Eduard Plietzsch (1886 – 1961) was a German art historian and dealer investigated in connection to Nazi-looted art.

Plietzsch was trained as an art historian in Berlin, where he worked for Wilhelm von Bode. He also assisted Cornelis Hofstede de Groot with his inventory of Dutch paintings, becoming an expert on Dutch Baroque artists and earning a byline in Volume 5 for his work on Gerard ter Borch.
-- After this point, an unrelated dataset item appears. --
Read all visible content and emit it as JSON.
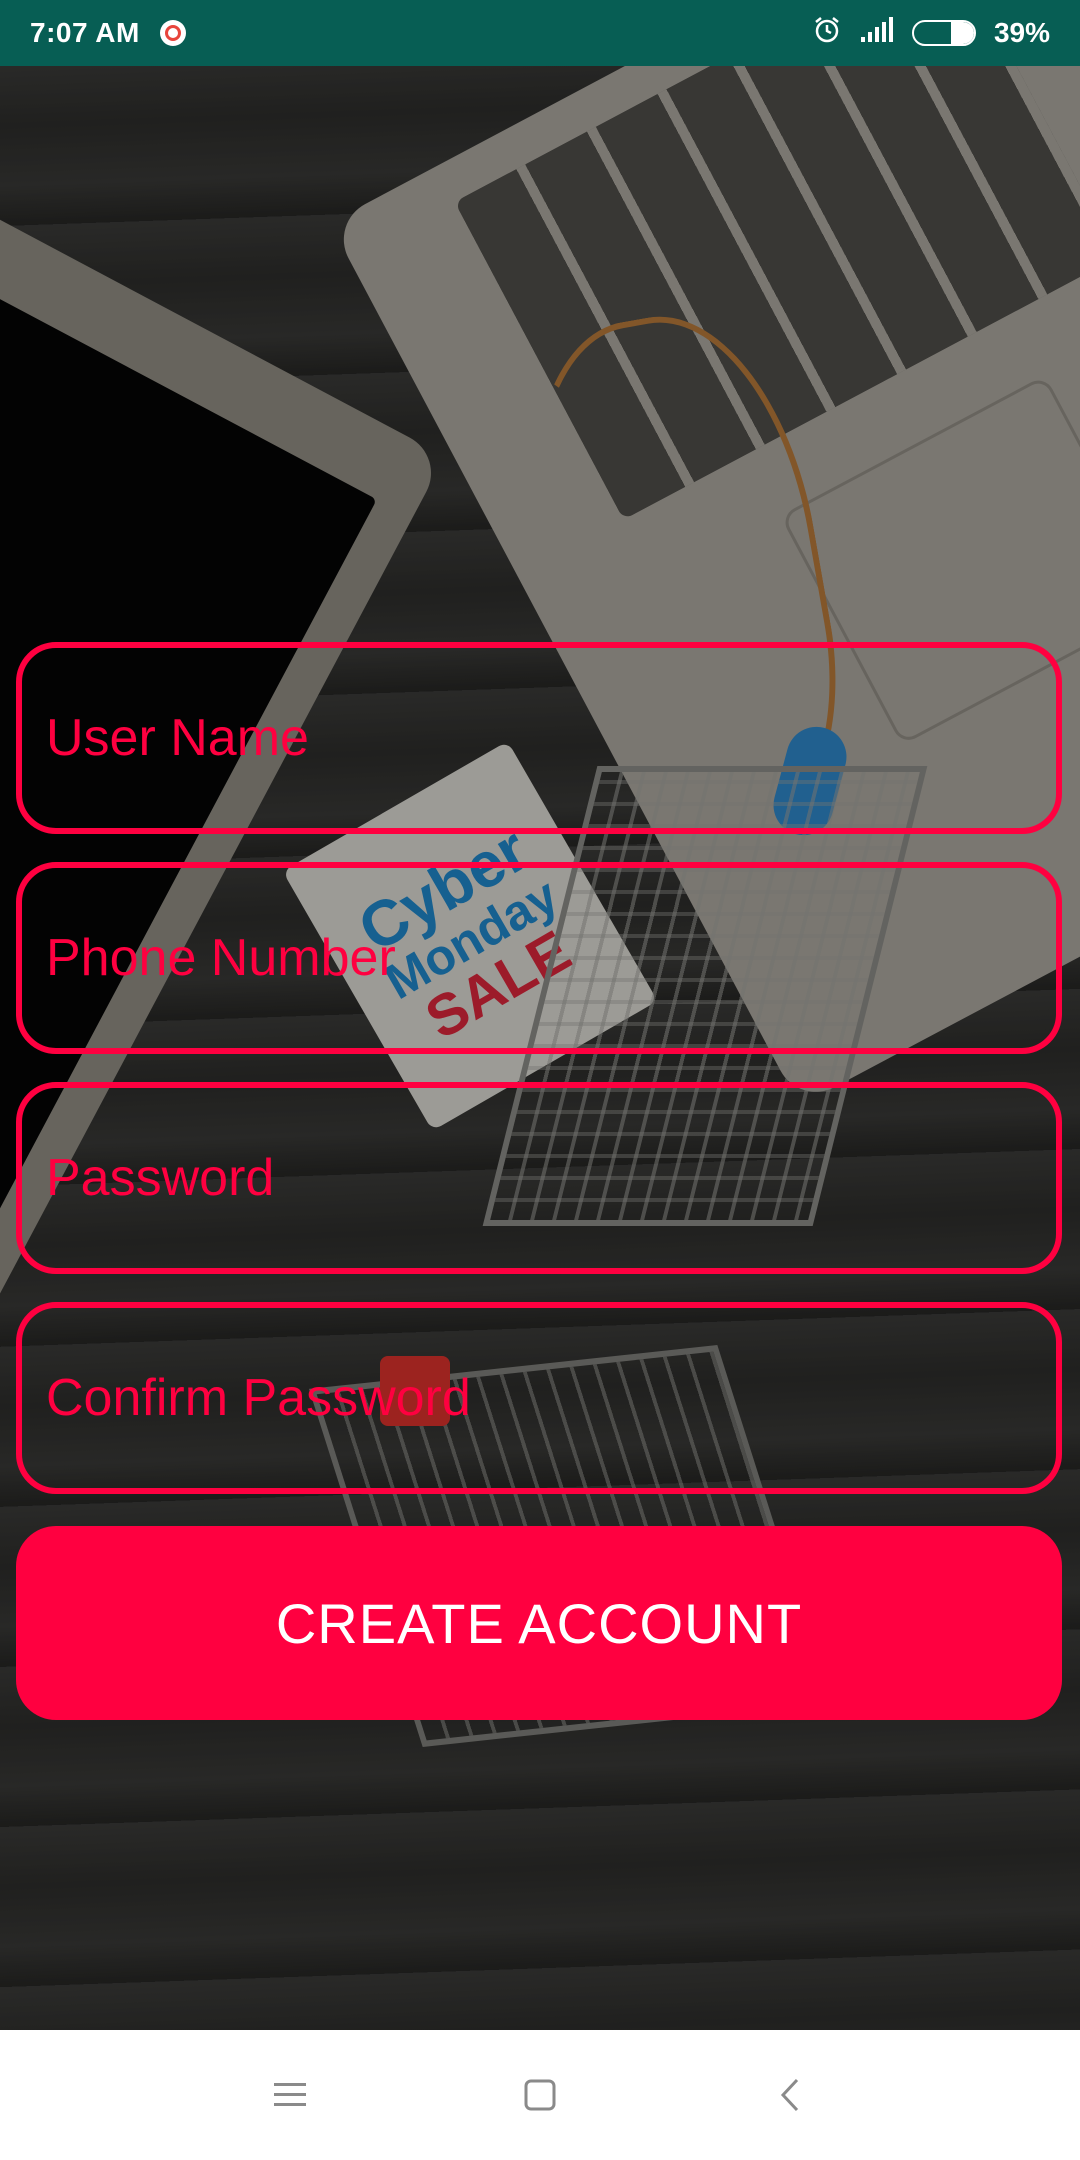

Later on, after the death of Hofstede de Groot he planned to compile his findings in a book, but was interrupted by WWII. He finally published in 1944 and this remained the definitive update to Emile Michel's version in 1887 until it was updated by Sturla Gudlaugsson in 1960.

He was director and co-owner with Kurt Benedict of the Galerie van Diemen & Co. which had offices in Berlin, Amsterdam, The Hague, and NYC. The Berlin office organized the first exhibition of Russian art in 1922, but it closed in 1935.
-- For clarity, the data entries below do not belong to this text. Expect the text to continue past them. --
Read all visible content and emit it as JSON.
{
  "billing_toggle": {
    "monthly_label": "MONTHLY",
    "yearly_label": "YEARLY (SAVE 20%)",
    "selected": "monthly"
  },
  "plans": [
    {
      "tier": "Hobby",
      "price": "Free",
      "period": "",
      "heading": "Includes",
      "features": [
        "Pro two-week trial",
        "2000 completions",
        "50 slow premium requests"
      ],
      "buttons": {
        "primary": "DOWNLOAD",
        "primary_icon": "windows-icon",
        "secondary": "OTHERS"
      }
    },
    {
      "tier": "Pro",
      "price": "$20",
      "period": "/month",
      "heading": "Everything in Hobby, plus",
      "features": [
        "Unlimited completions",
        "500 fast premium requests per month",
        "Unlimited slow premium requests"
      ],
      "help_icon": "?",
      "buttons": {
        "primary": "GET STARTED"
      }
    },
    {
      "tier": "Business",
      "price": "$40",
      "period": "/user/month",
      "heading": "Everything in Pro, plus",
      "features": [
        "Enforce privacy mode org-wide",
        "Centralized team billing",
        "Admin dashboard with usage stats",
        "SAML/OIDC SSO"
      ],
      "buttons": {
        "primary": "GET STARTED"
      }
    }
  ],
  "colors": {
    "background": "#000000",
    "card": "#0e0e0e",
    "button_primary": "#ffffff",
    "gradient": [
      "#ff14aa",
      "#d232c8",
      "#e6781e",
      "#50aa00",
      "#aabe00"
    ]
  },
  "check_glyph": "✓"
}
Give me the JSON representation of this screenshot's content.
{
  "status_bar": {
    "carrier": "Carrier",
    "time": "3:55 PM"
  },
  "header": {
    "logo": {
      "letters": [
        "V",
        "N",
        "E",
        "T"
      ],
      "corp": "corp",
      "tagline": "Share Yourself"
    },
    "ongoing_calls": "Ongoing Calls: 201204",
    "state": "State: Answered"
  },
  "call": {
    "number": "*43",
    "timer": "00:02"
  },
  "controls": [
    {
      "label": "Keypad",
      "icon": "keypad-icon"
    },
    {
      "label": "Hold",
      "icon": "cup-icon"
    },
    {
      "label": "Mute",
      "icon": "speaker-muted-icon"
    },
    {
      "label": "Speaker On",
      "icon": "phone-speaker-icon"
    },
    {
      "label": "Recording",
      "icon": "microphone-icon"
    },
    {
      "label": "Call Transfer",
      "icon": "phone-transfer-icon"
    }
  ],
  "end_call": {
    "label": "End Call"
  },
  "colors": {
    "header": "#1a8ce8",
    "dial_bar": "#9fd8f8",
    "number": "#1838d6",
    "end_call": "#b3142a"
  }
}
During the Second World War, when most museums were closed and little work for art dealers or art historians was available, as an art expert Plietzsch worked for the notorious Nazi art agent Kajetan Mühlmann in The Hague, with his inventory and selection of stolen works of art that were sent to the Führermuseum in Linz. Reported to have been involved in the "confiscation of the Mannheimer Collection and the sale of the Mendelssohn Collection", he was taken into custody by the British and investigated by the Art Looting Investigation Unit in 1945–46, which also noted that Plietzsch advised Seyss-Inquart. Seyss-Inquart would be sentence to death for Nazi war crimes and executed. Plietzsch returned to his career as an art historian after WWII. Historian Jonathan Petropoulos notes that Plietzsch was "shrewd enough to burn all of his correspondance in his cellar" before the Nazis lost the war.

Plietzsch gave his archives to the RKD in 1952.